Un giro d’affari stimato in miliardi di dollari, che uccide ogni giorno più di mille
uomini, donne e bambini. Sono dati allarmanti quelli contenuti nell’ultimo rapporto
di Amnesty International che, alla vigilia della riunione d’ottobre dell’Onu, rilancia
la sua battaglia contro il traffico indiscriminato delle armi da fuoco. “Il tempo
per un Trattato sul commercio degli armamenti è adesso – scrive l’organizzazione internazionale
-. I governi possono continuare a ignorare le terribili conseguenze del trasferimento
irresponsabile delle armi, oppure inserire una “norma inderogabile” sui diritti umani
che salvi davvero vite umane”. Amnesty International chiede dunque ai leader mondiali
di concretizzare l’idea di “una normativa inderogabile”, che possa finalmente contribuire
a fermare le conseguenze catastrofiche di questo commercio.
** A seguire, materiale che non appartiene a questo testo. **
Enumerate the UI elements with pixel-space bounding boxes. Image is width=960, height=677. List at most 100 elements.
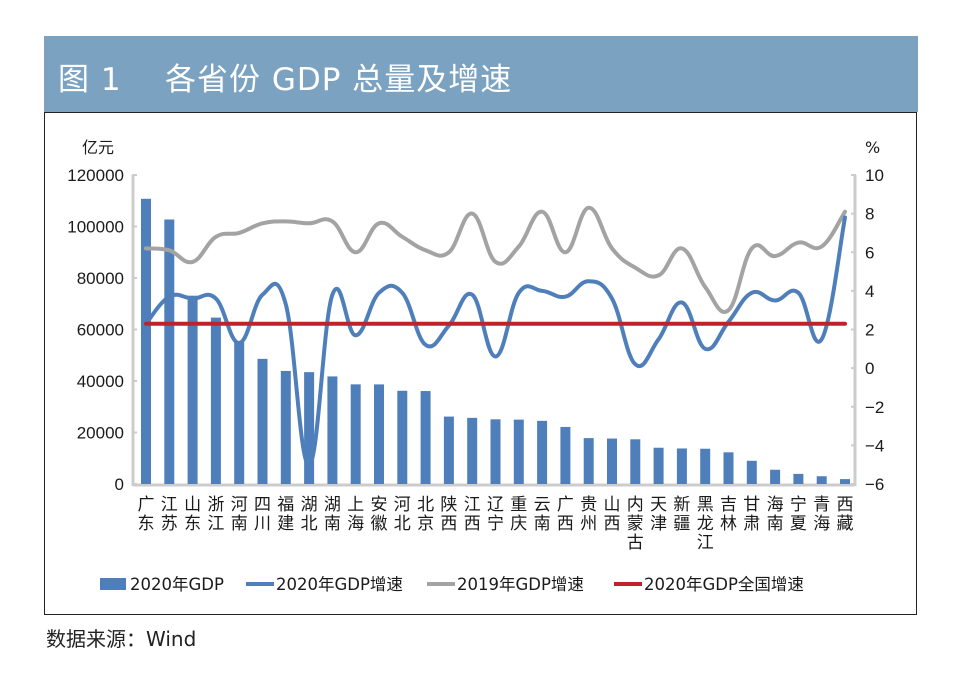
y2-tick-label: 2 [865, 321, 874, 340]
x-category-label: 北京 [417, 495, 434, 534]
x-category-label: 宁夏 [790, 495, 807, 534]
line-2019-gdp-growth [144, 205, 847, 314]
bar-山西 [607, 438, 617, 484]
bar-宁夏 [793, 473, 804, 484]
bar-贵州 [583, 438, 594, 484]
bar-青海 [816, 476, 827, 484]
line-2019-gdp-growth-path [144, 205, 847, 314]
x-category-label: 陕西 [440, 495, 457, 534]
y2-tick-label: −4 [865, 436, 884, 455]
legend-label: 2020年GDP增速 [276, 575, 403, 594]
y2-axis-unit-label: % [865, 138, 880, 157]
axes [131, 175, 857, 487]
bar-西藏 [840, 479, 850, 484]
x-category-label: 新疆 [673, 495, 690, 534]
y-tick-label: 60000 [77, 321, 124, 340]
line-series [144, 205, 847, 467]
x-category-label: 贵州 [580, 495, 597, 534]
line-2020-gdp-growth [144, 215, 847, 467]
x-category-label: 辽宁 [487, 495, 504, 534]
x-category-label: 江西 [464, 495, 481, 534]
x-category-label: 湖南 [324, 495, 341, 534]
x-category-label: 云南 [534, 495, 551, 534]
x-category-label: 天津 [650, 495, 667, 534]
y2-tick-label: 8 [865, 205, 874, 224]
x-category-label: 四川 [254, 495, 271, 534]
bar-重庆 [513, 419, 524, 484]
x-category-label: 吉林 [720, 495, 737, 534]
bar-内蒙古 [630, 439, 641, 484]
x-category-label: 安徽 [371, 495, 388, 534]
x-category-label: 青海 [813, 495, 830, 534]
bar-湖南 [327, 376, 338, 484]
y2-tick-label: 10 [865, 166, 884, 185]
bar-山东 [187, 295, 198, 484]
bar-云南 [537, 420, 548, 484]
x-category-label: 广西 [557, 495, 574, 534]
bar-新疆 [676, 448, 687, 484]
bar-江苏 [164, 219, 175, 484]
bar-广西 [560, 426, 571, 484]
y-axis-ticks: 0 20000 40000 60000 80000 100000 120000 [67, 166, 137, 494]
bar-湖北 [304, 372, 315, 484]
figure-title-bar: 图 1 各省份 GDP 总量及增速 [44, 36, 918, 112]
x-category-label: 西藏 [837, 495, 854, 534]
y2-tick-label: −2 [865, 398, 884, 417]
x-category-label: 河南 [231, 495, 248, 534]
x-category-label: 海南 [767, 495, 784, 534]
bar-浙江 [210, 317, 221, 484]
line-2020-gdp-growth-path [144, 215, 847, 467]
y-tick-label: 100000 [67, 218, 124, 237]
bar-北京 [420, 391, 431, 484]
x-category-label: 浙江 [207, 495, 224, 534]
legend-label: 2020年GDP全国增速 [644, 575, 804, 594]
bar-四川 [257, 358, 268, 484]
legend-item-2020-gdp-growth: 2020年GDP增速 [246, 575, 403, 594]
x-category-label: 山东 [184, 495, 201, 534]
x-category-label: 江苏 [161, 495, 178, 534]
x-category-label: 山西 [604, 495, 621, 534]
bar-上海 [350, 384, 361, 484]
bar-series-2020-gdp [141, 198, 850, 484]
y2-tick-label: 4 [865, 282, 874, 301]
bar-天津 [653, 447, 664, 484]
bar-河北 [397, 390, 408, 484]
x-category-label: 河北 [394, 495, 411, 534]
data-source-note: 数据来源：Wind [46, 627, 197, 651]
legend-item-2020-national-growth: 2020年GDP全国增速 [614, 575, 804, 594]
bar-河南 [234, 342, 245, 484]
y-tick-label: 0 [115, 475, 124, 494]
y2-tick-label: −6 [865, 475, 884, 494]
x-category-label: 广东 [138, 495, 155, 534]
figure-title: 图 1 各省份 GDP 总量及增速 [58, 62, 513, 98]
y-axis-unit-label: 亿元 [82, 138, 114, 157]
x-category-label: 福建 [277, 495, 294, 534]
legend-label: 2020年GDP [130, 575, 224, 594]
bar-福建 [280, 370, 291, 484]
y-tick-label: 20000 [77, 424, 124, 443]
y-tick-label: 80000 [77, 269, 124, 288]
x-category-label: 重庆 [510, 495, 527, 534]
legend-swatch [100, 578, 126, 590]
y-tick-label: 120000 [67, 166, 124, 185]
legend: 2020年GDP 2020年GDP增速 2019年GDP增速 2020年GDP全国增速 [100, 575, 804, 594]
x-category-label: 内蒙古 [627, 495, 644, 553]
x-category-label: 甘肃 [743, 495, 760, 534]
bar-广东 [141, 198, 151, 484]
legend-item-2020-gdp: 2020年GDP [100, 575, 224, 594]
x-category-label: 上海 [347, 495, 364, 534]
bar-安徽 [374, 384, 384, 484]
y2-tick-label: 6 [865, 243, 874, 262]
bar-甘肃 [746, 460, 757, 484]
y2-tick-label: 0 [865, 359, 874, 378]
legend-label: 2019年GDP增速 [457, 575, 584, 594]
bar-陕西 [443, 416, 454, 484]
bar-海南 [770, 469, 781, 484]
bar-江西 [467, 417, 478, 484]
bar-吉林 [723, 452, 734, 484]
x-category-label: 湖北 [301, 495, 318, 534]
bar-辽宁 [490, 419, 501, 484]
x-category-label: 黑龙江 [697, 495, 714, 553]
y-tick-label: 40000 [77, 372, 124, 391]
Il rapporto, intitolato
“Sangue al crocevia”, propone un esame approfondito sui parametri e l’ambito di applicazione
del trattato in fase di discussione all’ONU. Il tutto partendo da uno studio delle
aree di conflitto, come la Guinea, l’Iraq e il Darfur, dove il traffico di armi privo
di regole comporta preoccupanti violazioni dei diritti umani. “I governi – prosegue
Amnesty - devono impedire i trasferimenti degli armamenti laddove vi sia il rischio
che possano essere usati per compiere gravi violazioni dei diritti umani e del diritto
internazionale”. Un’accusa diretta che Amnesty International muove, in particolar
modo, nei confronti di alcuni Stati, come la Cina, la Russia e gli Stati Uniti, intenzionati,
secondo l’organizzazione, a bloccare tutte le proposte sul tavolo dell’ONU, per proseguire
“indisturbati il loro commercio degli armamenti”. (D.B.)